9 Mayıs 2011 Pazartesi

napıyoruz biz?

          güzel bir dünyada yaşamadığımız kesin. ne idüğü belirsiz zamanlardayız. sonunda ne zaferler var ne de malubiyetler. ne mutluluk ne hüzün. artık hiçbir şeye tam olarak sevinmiyor ve üzülmüyoruz. ilginçtir ki yaşanmış hazin bir olayı medya yoluyla öğrenip hüzünlendikten yalnızca 2 dakika sonra katılarak gülüyoruz. 5 dakika sonra da neye gülüp neye ağladığımızı hatırlamıyoruz bile. biz yavaş zamanın hızlı canlıları olduğumuzu düşünsek de, aslında hızlı zamanların sürüngenleriyiz. zamanı kontrol etmek bir yana, onu elimizde bile tutamıyoruz. geliyor, geçiyor, gidiyor... biz ise zamanın izin verdiği kadarını hissediyor, yaşıyoruz.

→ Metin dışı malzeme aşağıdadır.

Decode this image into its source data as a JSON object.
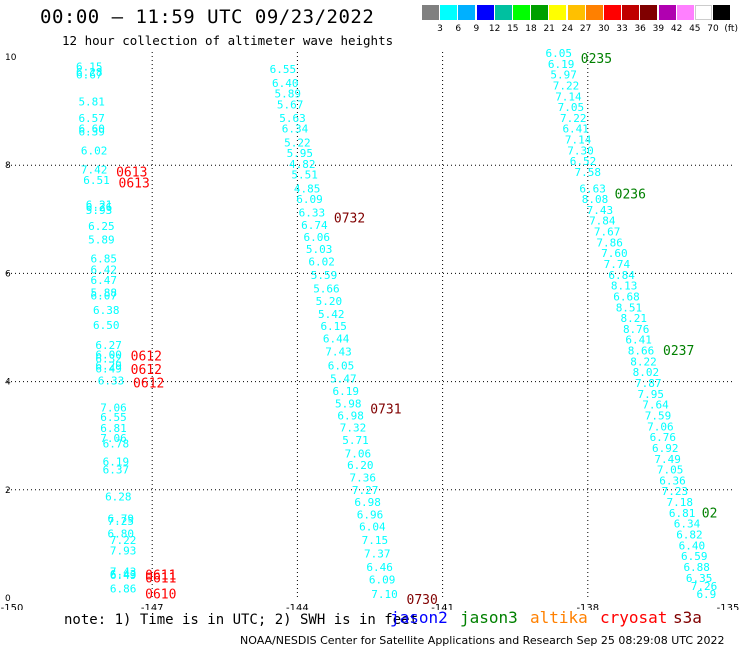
{
  "header": {
    "title": "00:00 – 11:59 UTC 09/23/2022",
    "subtitle": "12 hour collection of altimeter wave heights"
  },
  "color_scale": {
    "colors": [
      "#808080",
      "#00ffff",
      "#00b0ff",
      "#0000ff",
      "#00c0a0",
      "#00ff00",
      "#00a000",
      "#ffff00",
      "#ffc000",
      "#ff8000",
      "#ff0000",
      "#c00000",
      "#800000",
      "#b000b0",
      "#ff80ff",
      "#ffffff",
      "#000000"
    ],
    "labels": [
      "3",
      "6",
      "9",
      "12",
      "15",
      "18",
      "21",
      "24",
      "27",
      "30",
      "33",
      "36",
      "39",
      "42",
      "45",
      "70",
      "(ft)"
    ]
  },
  "map": {
    "x_tick_labels": [
      "-150",
      "-147",
      "-144",
      "-141",
      "-138",
      "-135"
    ],
    "y_tick_labels": [
      "0",
      "2",
      "4",
      "6",
      "8",
      "10"
    ]
  },
  "tracks": [
    {
      "satellite": "cryosat",
      "color": "#00ffff",
      "label_color": "#ff0000",
      "times": [
        {
          "text": "0613",
          "lat": 7.9
        },
        {
          "text": "0613",
          "lat": 7.7
        },
        {
          "text": "0612",
          "lat": 4.5
        },
        {
          "text": "0612",
          "lat": 4.25
        },
        {
          "text": "0612",
          "lat": 4.0
        },
        {
          "text": "0611",
          "lat": 0.45
        },
        {
          "text": "0611",
          "lat": 0.4
        },
        {
          "text": "0610",
          "lat": 0.1
        }
      ],
      "points": [
        {
          "lon": -148.3,
          "lat": 9.75,
          "value": "6.15"
        },
        {
          "lon": -148.3,
          "lat": 9.65,
          "value": "6.28"
        },
        {
          "lon": -148.3,
          "lat": 9.6,
          "value": "6.67"
        },
        {
          "lon": -148.25,
          "lat": 9.1,
          "value": "5.81"
        },
        {
          "lon": -148.25,
          "lat": 8.8,
          "value": "6.57"
        },
        {
          "lon": -148.25,
          "lat": 8.6,
          "value": "6.60"
        },
        {
          "lon": -148.25,
          "lat": 8.55,
          "value": "6.39"
        },
        {
          "lon": -148.2,
          "lat": 8.2,
          "value": "6.02"
        },
        {
          "lon": -148.2,
          "lat": 7.85,
          "value": "7.42"
        },
        {
          "lon": -148.15,
          "lat": 7.65,
          "value": "6.51"
        },
        {
          "lon": -148.1,
          "lat": 7.2,
          "value": "6.21"
        },
        {
          "lon": -148.1,
          "lat": 7.15,
          "value": "6.26"
        },
        {
          "lon": -148.1,
          "lat": 7.1,
          "value": "5.93"
        },
        {
          "lon": -148.05,
          "lat": 6.8,
          "value": "6.25"
        },
        {
          "lon": -148.05,
          "lat": 6.55,
          "value": "5.89"
        },
        {
          "lon": -148.0,
          "lat": 6.2,
          "value": "6.85"
        },
        {
          "lon": -148.0,
          "lat": 6.0,
          "value": "6.42"
        },
        {
          "lon": -148.0,
          "lat": 5.8,
          "value": "6.47"
        },
        {
          "lon": -148.0,
          "lat": 5.57,
          "value": "5.88"
        },
        {
          "lon": -148.0,
          "lat": 5.52,
          "value": "6.07"
        },
        {
          "lon": -147.95,
          "lat": 5.25,
          "value": "6.38"
        },
        {
          "lon": -147.95,
          "lat": 4.97,
          "value": "6.50"
        },
        {
          "lon": -147.9,
          "lat": 4.6,
          "value": "6.27"
        },
        {
          "lon": -147.9,
          "lat": 4.43,
          "value": "6.00"
        },
        {
          "lon": -147.9,
          "lat": 4.35,
          "value": "6.32"
        },
        {
          "lon": -147.9,
          "lat": 4.22,
          "value": "6.29"
        },
        {
          "lon": -147.9,
          "lat": 4.17,
          "value": "6.49"
        },
        {
          "lon": -147.85,
          "lat": 3.95,
          "value": "6.33"
        },
        {
          "lon": -147.8,
          "lat": 3.45,
          "value": "7.06"
        },
        {
          "lon": -147.8,
          "lat": 3.27,
          "value": "6.55"
        },
        {
          "lon": -147.8,
          "lat": 3.07,
          "value": "6.81"
        },
        {
          "lon": -147.8,
          "lat": 2.88,
          "value": "7.06"
        },
        {
          "lon": -147.75,
          "lat": 2.78,
          "value": "6.78"
        },
        {
          "lon": -147.75,
          "lat": 2.45,
          "value": "6.19"
        },
        {
          "lon": -147.75,
          "lat": 2.3,
          "value": "6.37"
        },
        {
          "lon": -147.7,
          "lat": 1.8,
          "value": "6.28"
        },
        {
          "lon": -147.65,
          "lat": 1.4,
          "value": "6.79"
        },
        {
          "lon": -147.65,
          "lat": 1.35,
          "value": "7.25"
        },
        {
          "lon": -147.65,
          "lat": 1.12,
          "value": "6.80"
        },
        {
          "lon": -147.6,
          "lat": 1.0,
          "value": "7.22"
        },
        {
          "lon": -147.6,
          "lat": 0.8,
          "value": "7.93"
        },
        {
          "lon": -147.6,
          "lat": 0.42,
          "value": "7.43"
        },
        {
          "lon": -147.6,
          "lat": 0.37,
          "value": "6.43"
        },
        {
          "lon": -147.6,
          "lat": 0.35,
          "value": "6.49"
        },
        {
          "lon": -147.6,
          "lat": 0.1,
          "value": "6.86"
        }
      ]
    },
    {
      "satellite": "s3a",
      "color": "#00ffff",
      "label_color": "#800000",
      "times": [
        {
          "text": "0732",
          "lat": 7.05
        },
        {
          "text": "0731",
          "lat": 3.52
        },
        {
          "text": "0730",
          "lat": 0.0
        }
      ],
      "points": [
        {
          "lon": -144.3,
          "lat": 9.7,
          "value": "6.55"
        },
        {
          "lon": -144.25,
          "lat": 9.45,
          "value": "6.40"
        },
        {
          "lon": -144.2,
          "lat": 9.25,
          "value": "5.89"
        },
        {
          "lon": -144.15,
          "lat": 9.05,
          "value": "5.67"
        },
        {
          "lon": -144.1,
          "lat": 8.8,
          "value": "5.63"
        },
        {
          "lon": -144.05,
          "lat": 8.6,
          "value": "6.34"
        },
        {
          "lon": -144.0,
          "lat": 8.35,
          "value": "5.22"
        },
        {
          "lon": -143.95,
          "lat": 8.15,
          "value": "5.95"
        },
        {
          "lon": -143.9,
          "lat": 7.95,
          "value": "4.82"
        },
        {
          "lon": -143.85,
          "lat": 7.75,
          "value": "5.51"
        },
        {
          "lon": -143.8,
          "lat": 7.5,
          "value": "4.85"
        },
        {
          "lon": -143.75,
          "lat": 7.3,
          "value": "6.09"
        },
        {
          "lon": -143.7,
          "lat": 7.05,
          "value": "6.33"
        },
        {
          "lon": -143.65,
          "lat": 6.82,
          "value": "6.74"
        },
        {
          "lon": -143.6,
          "lat": 6.6,
          "value": "6.06"
        },
        {
          "lon": -143.55,
          "lat": 6.38,
          "value": "5.03"
        },
        {
          "lon": -143.5,
          "lat": 6.15,
          "value": "6.02"
        },
        {
          "lon": -143.45,
          "lat": 5.9,
          "value": "5.59"
        },
        {
          "lon": -143.4,
          "lat": 5.65,
          "value": "5.66"
        },
        {
          "lon": -143.35,
          "lat": 5.42,
          "value": "5.20"
        },
        {
          "lon": -143.3,
          "lat": 5.18,
          "value": "5.42"
        },
        {
          "lon": -143.25,
          "lat": 4.95,
          "value": "6.15"
        },
        {
          "lon": -143.2,
          "lat": 4.72,
          "value": "6.44"
        },
        {
          "lon": -143.15,
          "lat": 4.48,
          "value": "7.43"
        },
        {
          "lon": -143.1,
          "lat": 4.22,
          "value": "6.05"
        },
        {
          "lon": -143.05,
          "lat": 3.98,
          "value": "5.47"
        },
        {
          "lon": -143.0,
          "lat": 3.75,
          "value": "6.19"
        },
        {
          "lon": -142.95,
          "lat": 3.52,
          "value": "5.98"
        },
        {
          "lon": -142.9,
          "lat": 3.3,
          "value": "6.98"
        },
        {
          "lon": -142.85,
          "lat": 3.08,
          "value": "7.32"
        },
        {
          "lon": -142.8,
          "lat": 2.85,
          "value": "5.71"
        },
        {
          "lon": -142.75,
          "lat": 2.6,
          "value": "7.06"
        },
        {
          "lon": -142.7,
          "lat": 2.38,
          "value": "6.20"
        },
        {
          "lon": -142.65,
          "lat": 2.15,
          "value": "7.36"
        },
        {
          "lon": -142.6,
          "lat": 1.92,
          "value": "7.27"
        },
        {
          "lon": -142.55,
          "lat": 1.7,
          "value": "6.98"
        },
        {
          "lon": -142.5,
          "lat": 1.47,
          "value": "6.96"
        },
        {
          "lon": -142.45,
          "lat": 1.25,
          "value": "6.04"
        },
        {
          "lon": -142.4,
          "lat": 1.0,
          "value": "7.15"
        },
        {
          "lon": -142.35,
          "lat": 0.75,
          "value": "7.37"
        },
        {
          "lon": -142.3,
          "lat": 0.5,
          "value": "6.46"
        },
        {
          "lon": -142.25,
          "lat": 0.27,
          "value": "6.09"
        },
        {
          "lon": -142.2,
          "lat": 0.0,
          "value": "7.10"
        }
      ]
    },
    {
      "satellite": "jason3",
      "color": "#00ffff",
      "label_color": "#008000",
      "times": [
        {
          "text": "0235",
          "lat": 10.0
        },
        {
          "text": "0236",
          "lat": 7.5
        },
        {
          "text": "0237",
          "lat": 4.6
        },
        {
          "text": "02",
          "lat": 1.6
        }
      ],
      "points": [
        {
          "lon": -138.6,
          "lat": 10.0,
          "value": "6.05"
        },
        {
          "lon": -138.55,
          "lat": 9.8,
          "value": "6.19"
        },
        {
          "lon": -138.5,
          "lat": 9.6,
          "value": "5.97"
        },
        {
          "lon": -138.45,
          "lat": 9.4,
          "value": "7.22"
        },
        {
          "lon": -138.4,
          "lat": 9.2,
          "value": "7.14"
        },
        {
          "lon": -138.35,
          "lat": 9.0,
          "value": "7.05"
        },
        {
          "lon": -138.3,
          "lat": 8.8,
          "value": "7.22"
        },
        {
          "lon": -138.25,
          "lat": 8.6,
          "value": "6.41"
        },
        {
          "lon": -138.2,
          "lat": 8.4,
          "value": "7.14"
        },
        {
          "lon": -138.15,
          "lat": 8.2,
          "value": "7.30"
        },
        {
          "lon": -138.1,
          "lat": 8.0,
          "value": "6.52"
        },
        {
          "lon": -138.0,
          "lat": 7.8,
          "value": "7.58"
        },
        {
          "lon": -137.9,
          "lat": 7.5,
          "value": "6.63"
        },
        {
          "lon": -137.85,
          "lat": 7.3,
          "value": "8.08"
        },
        {
          "lon": -137.75,
          "lat": 7.1,
          "value": "7.43"
        },
        {
          "lon": -137.7,
          "lat": 6.9,
          "value": "7.84"
        },
        {
          "lon": -137.6,
          "lat": 6.7,
          "value": "7.67"
        },
        {
          "lon": -137.55,
          "lat": 6.5,
          "value": "7.86"
        },
        {
          "lon": -137.45,
          "lat": 6.3,
          "value": "7.60"
        },
        {
          "lon": -137.4,
          "lat": 6.1,
          "value": "7.74"
        },
        {
          "lon": -137.3,
          "lat": 5.9,
          "value": "6.84"
        },
        {
          "lon": -137.25,
          "lat": 5.7,
          "value": "8.13"
        },
        {
          "lon": -137.2,
          "lat": 5.5,
          "value": "6.68"
        },
        {
          "lon": -137.15,
          "lat": 5.3,
          "value": "8.51"
        },
        {
          "lon": -137.05,
          "lat": 5.1,
          "value": "8.21"
        },
        {
          "lon": -137.0,
          "lat": 4.9,
          "value": "8.76"
        },
        {
          "lon": -136.95,
          "lat": 4.7,
          "value": "6.41"
        },
        {
          "lon": -136.9,
          "lat": 4.5,
          "value": "8.66"
        },
        {
          "lon": -136.85,
          "lat": 4.3,
          "value": "8.22"
        },
        {
          "lon": -136.8,
          "lat": 4.1,
          "value": "8.02"
        },
        {
          "lon": -136.75,
          "lat": 3.9,
          "value": "7.87"
        },
        {
          "lon": -136.7,
          "lat": 3.7,
          "value": "7.95"
        },
        {
          "lon": -136.6,
          "lat": 3.5,
          "value": "7.64"
        },
        {
          "lon": -136.55,
          "lat": 3.3,
          "value": "7.59"
        },
        {
          "lon": -136.5,
          "lat": 3.1,
          "value": "7.06"
        },
        {
          "lon": -136.45,
          "lat": 2.9,
          "value": "6.76"
        },
        {
          "lon": -136.4,
          "lat": 2.7,
          "value": "6.92"
        },
        {
          "lon": -136.35,
          "lat": 2.5,
          "value": "7.49"
        },
        {
          "lon": -136.3,
          "lat": 2.3,
          "value": "7.05"
        },
        {
          "lon": -136.25,
          "lat": 2.1,
          "value": "6.36"
        },
        {
          "lon": -136.2,
          "lat": 1.9,
          "value": "7.23"
        },
        {
          "lon": -136.1,
          "lat": 1.7,
          "value": "7.18"
        },
        {
          "lon": -136.05,
          "lat": 1.5,
          "value": "6.81"
        },
        {
          "lon": -135.95,
          "lat": 1.3,
          "value": "6.34"
        },
        {
          "lon": -135.9,
          "lat": 1.1,
          "value": "6.82"
        },
        {
          "lon": -135.85,
          "lat": 0.9,
          "value": "6.40"
        },
        {
          "lon": -135.8,
          "lat": 0.7,
          "value": "6.59"
        },
        {
          "lon": -135.75,
          "lat": 0.5,
          "value": "6.88"
        },
        {
          "lon": -135.7,
          "lat": 0.3,
          "value": "6.35"
        },
        {
          "lon": -135.6,
          "lat": 0.15,
          "value": "7.26"
        },
        {
          "lon": -135.55,
          "lat": 0.0,
          "value": "6.9"
        }
      ]
    }
  ],
  "footer": {
    "note": "note:  1) Time is in UTC;  2) SWH is in feet",
    "legend": [
      {
        "name": "jason2",
        "color": "#0000ff"
      },
      {
        "name": "jason3",
        "color": "#008000"
      },
      {
        "name": "altika",
        "color": "#ff8000"
      },
      {
        "name": "cryosat",
        "color": "#ff0000"
      },
      {
        "name": "s3a",
        "color": "#800000"
      }
    ],
    "credit": "NOAA/NESDIS Center for Satellite Applications and Research      Sep 25 08:29:08 UTC 2022"
  }
}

gücü fazla seviyoruz. gücün paradan, ünvandan, çevreden falan geldiğine inanıp saçma sapan işler yapıyoruz. kıçımız sağlam kalsa da biz, ruhumuzu satışa çıkarıyoruz. birileri bağırıyor susuyoruz. sonra konuşup duruyoruz. bağırana her şeyi söylüyoruz ama duyamayacağı şekilde. ve tek bir şeyi söylemekten ölesiye korkuyoruz : ''bağırma''.
          sesler duyuyoruz. yaşamın sesleri, ritmi. sonra içimizden bir şarkı tutturup yaşamın ritmiyle onu çalıyoruz. yeri geliyor bir otomobil lastiğinin hızlıca tümsekten geçerken çıkardığı ses; bizim kafamızda binlerce kişiyi sıçratan bir davul darbesi oluyor. işte biz hayatı da böyle yaşıyoruz. aslında yaşamın bizden bağımsız aktığını bildiğimiz halde tüm yaşamı kendimize göre düşünüp, kafamızda hayat bizim içinmiş gibi bir ritme oturtuyoruz. işte ölüme bu yüzden ''sessizlik'' diyoruz.

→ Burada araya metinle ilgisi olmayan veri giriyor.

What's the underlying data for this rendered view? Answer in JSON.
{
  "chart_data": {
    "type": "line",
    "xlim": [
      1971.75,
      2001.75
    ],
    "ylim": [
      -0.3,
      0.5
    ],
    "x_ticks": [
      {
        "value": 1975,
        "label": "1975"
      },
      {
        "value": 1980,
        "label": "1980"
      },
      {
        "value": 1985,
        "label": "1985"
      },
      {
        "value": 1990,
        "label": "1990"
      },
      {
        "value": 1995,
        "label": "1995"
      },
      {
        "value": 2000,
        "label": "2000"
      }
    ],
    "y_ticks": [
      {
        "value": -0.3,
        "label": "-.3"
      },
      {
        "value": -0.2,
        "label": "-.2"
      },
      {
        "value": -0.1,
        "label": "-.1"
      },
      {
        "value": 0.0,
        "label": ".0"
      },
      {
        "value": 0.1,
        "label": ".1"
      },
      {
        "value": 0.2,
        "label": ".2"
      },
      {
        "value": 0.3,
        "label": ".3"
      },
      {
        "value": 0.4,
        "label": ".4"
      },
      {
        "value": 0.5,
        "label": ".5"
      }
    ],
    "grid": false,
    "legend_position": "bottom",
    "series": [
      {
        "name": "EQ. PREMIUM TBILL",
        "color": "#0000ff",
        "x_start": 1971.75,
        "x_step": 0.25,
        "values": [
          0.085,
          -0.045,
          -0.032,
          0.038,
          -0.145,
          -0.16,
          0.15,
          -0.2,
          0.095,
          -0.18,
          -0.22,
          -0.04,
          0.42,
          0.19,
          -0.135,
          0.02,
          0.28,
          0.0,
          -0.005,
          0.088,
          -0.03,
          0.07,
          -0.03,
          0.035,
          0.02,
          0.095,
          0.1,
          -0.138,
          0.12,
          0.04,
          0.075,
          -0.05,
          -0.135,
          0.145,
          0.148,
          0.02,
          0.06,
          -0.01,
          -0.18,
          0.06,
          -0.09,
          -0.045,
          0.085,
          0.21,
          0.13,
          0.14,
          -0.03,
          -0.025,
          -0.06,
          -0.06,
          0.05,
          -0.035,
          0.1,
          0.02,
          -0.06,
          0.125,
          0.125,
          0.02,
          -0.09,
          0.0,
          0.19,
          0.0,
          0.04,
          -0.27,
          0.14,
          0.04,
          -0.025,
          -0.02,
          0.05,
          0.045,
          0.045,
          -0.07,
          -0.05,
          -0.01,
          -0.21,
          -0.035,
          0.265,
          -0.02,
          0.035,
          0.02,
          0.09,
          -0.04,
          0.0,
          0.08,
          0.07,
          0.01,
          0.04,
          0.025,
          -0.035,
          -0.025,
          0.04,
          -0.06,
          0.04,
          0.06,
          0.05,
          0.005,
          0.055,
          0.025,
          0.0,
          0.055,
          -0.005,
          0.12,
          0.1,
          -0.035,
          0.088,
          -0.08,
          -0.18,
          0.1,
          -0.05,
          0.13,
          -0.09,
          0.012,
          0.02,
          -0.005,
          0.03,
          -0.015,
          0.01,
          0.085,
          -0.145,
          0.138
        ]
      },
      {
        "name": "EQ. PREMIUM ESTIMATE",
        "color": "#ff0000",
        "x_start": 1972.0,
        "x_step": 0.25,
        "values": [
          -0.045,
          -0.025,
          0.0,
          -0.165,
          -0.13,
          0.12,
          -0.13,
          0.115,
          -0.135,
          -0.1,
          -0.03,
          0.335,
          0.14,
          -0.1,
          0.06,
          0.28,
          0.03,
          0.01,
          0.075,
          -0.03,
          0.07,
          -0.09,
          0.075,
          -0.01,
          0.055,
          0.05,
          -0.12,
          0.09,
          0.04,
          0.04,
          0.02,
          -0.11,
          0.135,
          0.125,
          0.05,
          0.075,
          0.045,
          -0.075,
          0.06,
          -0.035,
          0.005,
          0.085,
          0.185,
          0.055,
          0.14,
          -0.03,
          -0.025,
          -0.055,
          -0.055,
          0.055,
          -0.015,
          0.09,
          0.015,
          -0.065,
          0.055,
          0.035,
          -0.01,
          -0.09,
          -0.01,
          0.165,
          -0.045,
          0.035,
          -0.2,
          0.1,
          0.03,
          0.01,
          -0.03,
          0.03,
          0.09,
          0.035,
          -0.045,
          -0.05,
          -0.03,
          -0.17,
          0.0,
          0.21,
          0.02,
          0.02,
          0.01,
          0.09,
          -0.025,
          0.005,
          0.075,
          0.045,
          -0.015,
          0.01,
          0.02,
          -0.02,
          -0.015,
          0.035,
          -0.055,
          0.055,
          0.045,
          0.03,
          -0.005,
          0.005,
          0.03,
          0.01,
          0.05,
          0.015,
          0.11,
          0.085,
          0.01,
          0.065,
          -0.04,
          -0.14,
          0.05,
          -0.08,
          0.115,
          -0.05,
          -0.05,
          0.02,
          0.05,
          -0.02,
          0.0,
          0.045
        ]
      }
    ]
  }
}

          kadınları seviyoruz. ağzımıza sıçsalar da seviyoruz onları. ne istediğini bilmiyor bazıları ve bazılarıysa bilmemekten keyif alıyor. daha güzelleri olduğunu biliyoruz ama biz yine de onlara ''kimseyi görmedim ben senden daha güzel'' diyoruz. yani hayatın ritmini kendimize yontuyoruz.
          her gece güneşi çekiyoruz kendimize ve her sabah küfrediyoruz olan bitene. yazın en sıcak anında çocukça oyunlar oynuyoruz. terli ve bitkin elimizde su şişesi akşama doğru annemizin sesiyle oyundan dönmüşçesine eve giriyoruz. kimimiz duşunu alıyor, güzelce giyinip temmuz akşamı loşluğunda deniz sefası yapıyor, kimimiz ise buz gibi suları içip hasta oluyor. işte biz insanlar aslen böyle ayrılıyoruz. anı yaşayanlar ve sonraya bakanlar.
          en kötüsü var bir de... geçmişte kalanlar... onlar o dehlizden ancak kafkasque bir labirentten geçerek çıkarlar ve çıktıklarında asla o girdikleri kişi olamazlar.
          güzel zamanları bir kenara koyup, kendimize suni uğraşlar buluyor, sonra da onlara inanıp ona göre davranıyoruz. aynı uyusak bile ayrı uyanıyoruz, iki soluk arasında bile aynı kalamıyoruz.
sabah uyandığımızda tenimize dokunan teni düşünüyoruz ama tenimizin içindeki ruh her an ucuzluyor, biz bunu farketmiyoruz.